On the face of it, Johanan’s request to God’s servant Jeremiah is simply beautiful to read.

“…pray to the LORD your God for us—for all this remnant. For there are only a few of us left out of many, as your eyes can see. Let the LORD your God show us where we should go and what we should do…May the LORD be a true and faithful witness against us if we do not act according to everything that the LORD your God sends us through you. Whether it is good or bad, we will obey the voice of the LORD our God to whom we are sending you, in order that it may go well with us when we obey the voice of the LORD our God.” (42.2-6)

What a great confession of faith! Johanan is declaring, “We want God to tell us where we should go and what we should do. And whether we want to or not, whether we agree with God or not, we will obey God. We know that is the best response, the best course of action because we believe our God knows what is best for us!”

You want to shout, “Amen, brother!”

But we need to read a few chapters before and a few chapters after to really understand these verses.


It’s after 586 BC when the Babylonians finally entered Jerusalem and completed the conquest of Judah. King Nebuchadrezzar (or Nebuchadnezzar) of the Babylonians killed most of the royal family, gouged out King Zedekiah’s eyes, bound him in bronze shackles and took him to Babylon along with many of the leading people of Judah (Jer 39.1-10).

For the rest of the Jews that are left behind, Nebuchadrezzar sets up a puppet Governor Gedeliah to rule over the land. It is during this troubling times that two people, Ishmael and Johanan, came alongside Gedeliah with ulterior motives. Ishmael was being supported by the Ammonites to the west and Johanan worked closely with the Egyptians to the south. In a rapid succession of events, Ishmael assassinates Governor Gedeliah, and he is then killed by Johanan. The people turn to Johanan, the last man standing, for leadership. Afraid that the news of Gedeliah’s death will bring back the Babylonian forces, Johanan has in mind to take all of the people with him to Egypt where he believes he will be welcomed.


With his plan firmly in place, he comes to Jeremiah to receive confirmation that this is also what God wants. We need to understand that Johanan’s mind is made up. But he offers the flowery lip service in front of all the people.

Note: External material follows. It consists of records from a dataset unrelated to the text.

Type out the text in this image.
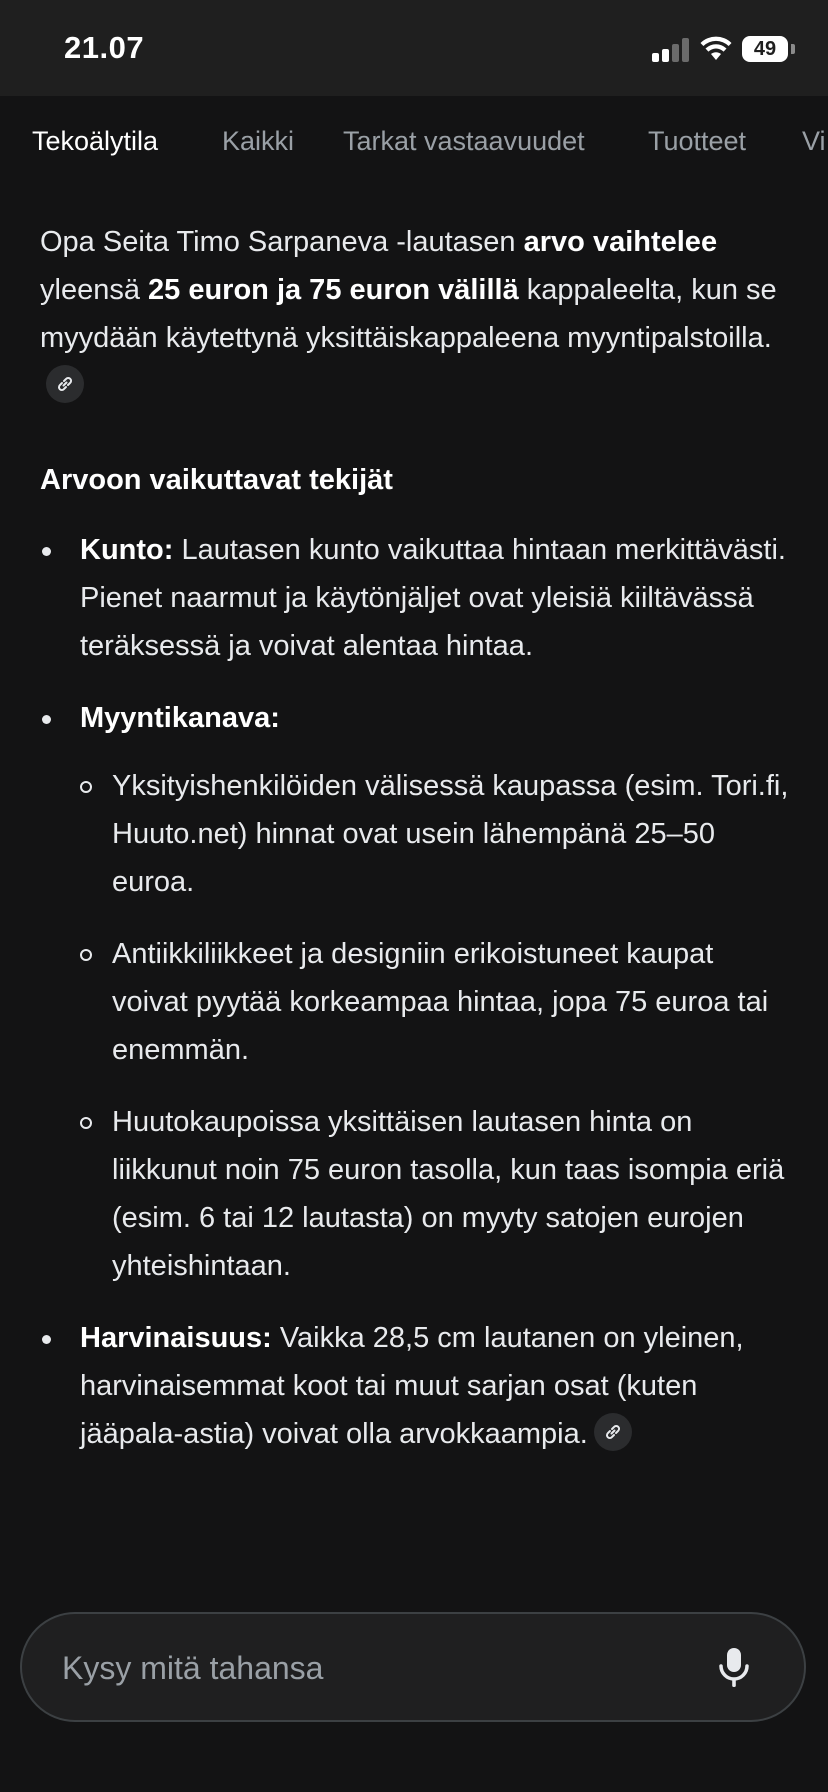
21.07	49
Tekoälytila Kaikki Tarkat vastaavuudet Tuotteet Vi

Opa Seita Timo Sarpaneva -lautasen arvo vaihtelee yleensä 25 euron ja 75 euron välillä kappaleelta, kun se myydään käytettynä yksittäiskappaleena myyntipalstoilla.

Arvoon vaikuttavat tekijät
Kunto: Lautasen kunto vaikuttaa hintaan merkittävästi. Pienet naarmut ja käytönjäljet ovat yleisiä kiiltävässä teräksessä ja voivat alentaa hintaa.
Myyntikanava:
Yksityishenkilöiden välisessä kaupassa (esim. Tori.fi, Huuto.net) hinnat ovat usein lähempänä 25–50 euroa.
Antiikkiliikkeet ja designiin erikoistuneet kaupat voivat pyytää korkeampaa hintaa, jopa 75 euroa tai enemmän.
Huutokaupoissa yksittäisen lautasen hinta on liikkunut noin 75 euron tasolla, kun taas isompia eriä (esim. 6 tai 12 lautasta) on myyty satojen eurojen yhteishintaan.
Harvinaisuus: Vaikka 28,5 cm lautanen on yleinen, harvinaisemmat koot tai muut sarjan osat (kuten jääpala-astia) voivat olla arvokkaampia.
Kysy mitä tahansa
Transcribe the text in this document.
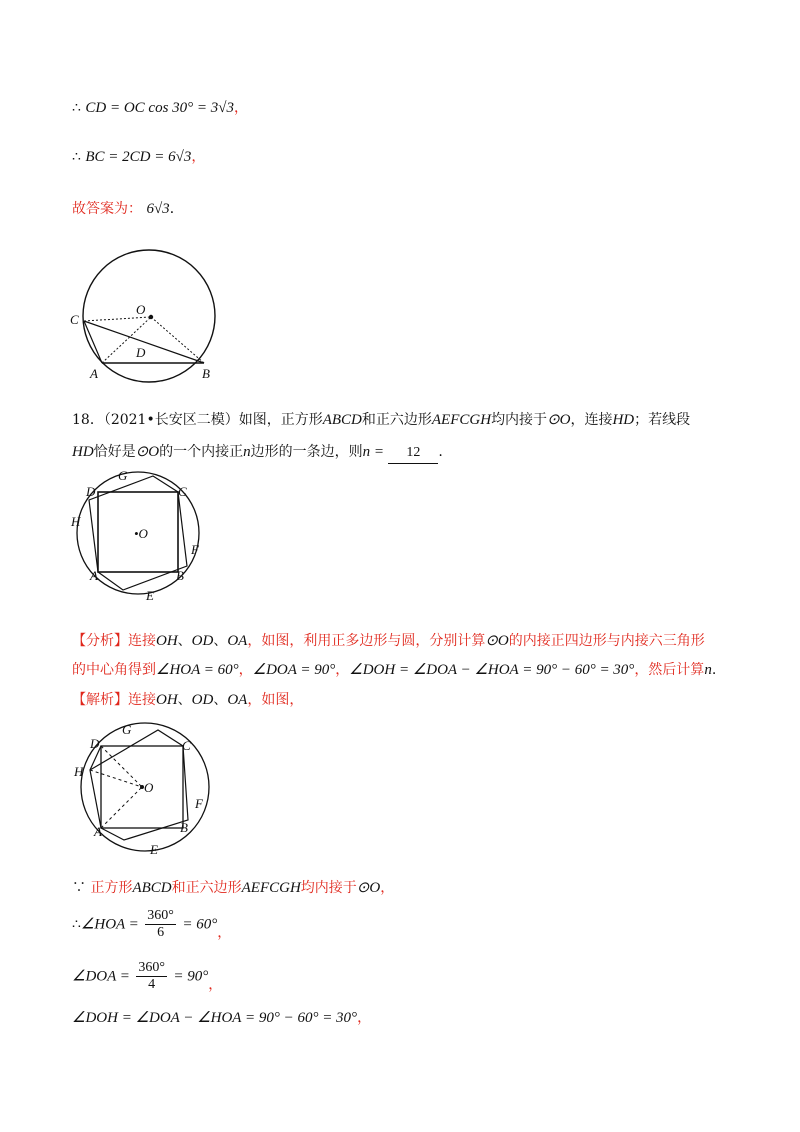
∴ CD = OC cos 30° = 3√3，
∴ BC = 2CD = 6√3，
故答案为： 6√3．
O
C
D
A	B
18．（2021•长安区二模）如图，正方形ABCD和正六边形AEFCGH均内接于⊙O，连接HD；若线段
HD恰好是⊙O的一个内接正n边形的一条边，则n = 12 .
G
D	C
H
•O
F
A	B
E
【分析】连接OH、OD、OA，如图，利用正多边形与圆，分别计算⊙O的内接正四边形与内接六三角形
的中心角得到∠HOA = 60°，∠DOA = 90°，∠DOH = ∠DOA − ∠HOA = 90° − 60° = 30°，然后计算n.
【解析】连接OH、OD、OA，如图，
G
D	C
H
O
F
A	B
E
∵ 正方形ABCD和正六边形AEFCGH均内接于⊙O，
∴∠HOA = $\frac{360^\circ}{6} = 60^\circ$，
∠DOA = $\frac{360^\circ}{4} = 90^\circ$，
∠DOH = ∠DOA − ∠HOA = 90° − 60° = 30°，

“Please ask God where we should go and what should we do. We want to obey God no matter what!”

For those who do not know the background story, Johanan’s request is a noble and spiritual one. Some of the people may have even shed a tear at the faith confession – “What a great leader we have! He is so godly!”

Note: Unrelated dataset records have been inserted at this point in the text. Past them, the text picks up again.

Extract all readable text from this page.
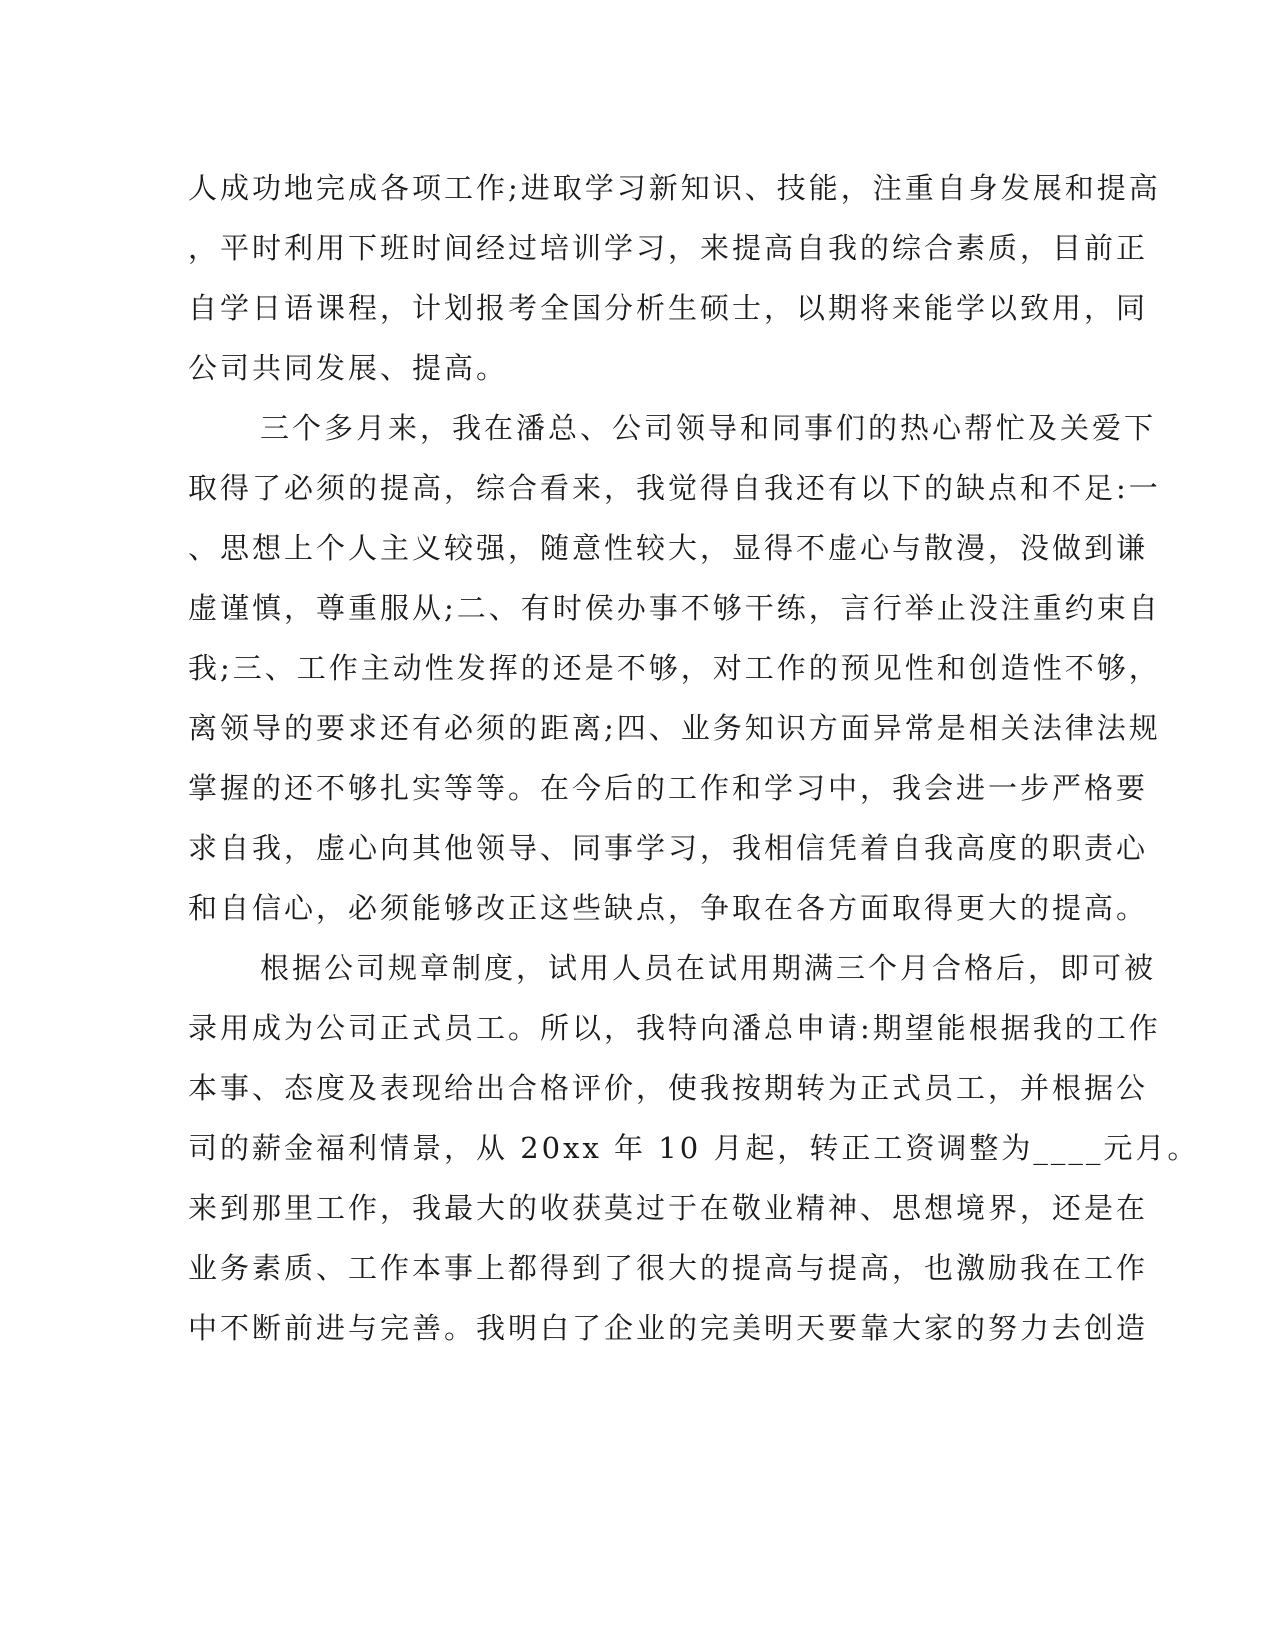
人成功地完成各项工作;进取学习新知识、技能，注重自身发展和提高
，平时利用下班时间经过培训学习，来提高自我的综合素质，目前正
自学日语课程，计划报考全国分析生硕士，以期将来能学以致用，同
公司共同发展、提高。
三个多月来，我在潘总、公司领导和同事们的热心帮忙及关爱下
取得了必须的提高，综合看来，我觉得自我还有以下的缺点和不足:一
、思想上个人主义较强，随意性较大，显得不虚心与散漫，没做到谦
虚谨慎，尊重服从;二、有时侯办事不够干练，言行举止没注重约束自
我;三、工作主动性发挥的还是不够，对工作的预见性和创造性不够，
离领导的要求还有必须的距离;四、业务知识方面异常是相关法律法规
掌握的还不够扎实等等。在今后的工作和学习中，我会进一步严格要
求自我，虚心向其他领导、同事学习，我相信凭着自我高度的职责心
和自信心，必须能够改正这些缺点，争取在各方面取得更大的提高。
根据公司规章制度，试用人员在试用期满三个月合格后，即可被
录用成为公司正式员工。所以，我特向潘总申请:期望能根据我的工作
本事、态度及表现给出合格评价，使我按期转为正式员工，并根据公
司的薪金福利情景，从 20xx 年 10 月起，转正工资调整为____元月。
来到那里工作，我最大的收获莫过于在敬业精神、思想境界，还是在
业务素质、工作本事上都得到了很大的提高与提高，也激励我在工作
中不断前进与完善。我明白了企业的完美明天要靠大家的努力去创造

But God himself saw through all that. Jeremiah went into 10 days of prayer and at the end of it, he came back with God’s Word (42.7-22) – “First of all, don’t be afraid of the Babylonian king for I am with you, to save you. Secondly, remain in the land and I will bless you in all ways; don’t go to Egypt because if you do, there you will die.”

But during that 10 days of waiting, Johanan and his men had pushed hard for going down to Egypt. It was almost a done deal and God’s OK was going to seal it. But when Johanan hears God’s words, he and his men declare that Jeremiah is a false prophet and all his words are not God’s (43.1-3). They go ahead with their plans and go down to Egypt and they force Jeremiah to go with them.


There are several truths to learn from this story, but the main one is this: We like to put our plans forward and claim it’s God’s will. We are all guilty of this at one time or another.

For the most part, we want to seek God’s will for our lives. And we really mean it when we say, “for your glory alone!” and agree with Jesus at Gethsemane, “not my will, but yours be done.” But in times when we find ourselves at the crossroads of life, when we have to make huge decisions for ourselves or our families, or even our churches, we become selfish and protective, we seek comfort and our well-being, we seek our glories and our benefit. We end up doing things that make us feel good, look good, highly successful and the envy of others. And during and after the process, we may give spiritual lip service – “God directed us” “God’s will was done in us” “God is pleased by what we have done” “God’s glory is all we seek” and many other spiritual phrases to decorate our efforts. It may have been God’s will, and ultimately, we may have taken the path that God has directed, but we must be careful to give spiritual lip service.

The only way to be certain that we are following God is to say the prayer of Johanan, and then seek God’s face for a period of time (10 days in this instance; The Antioch Church had the group of leaders in prayer and fasting when the Holy Spirit gave them direction – Acts 13.1-3). And during that time of seeking God, we must wait on God and not make plans one way or another. A time of prayer with an opened Scripture allows us to empty our minds of our plans and our aspirations and give time for our minds to focus on God and his truth.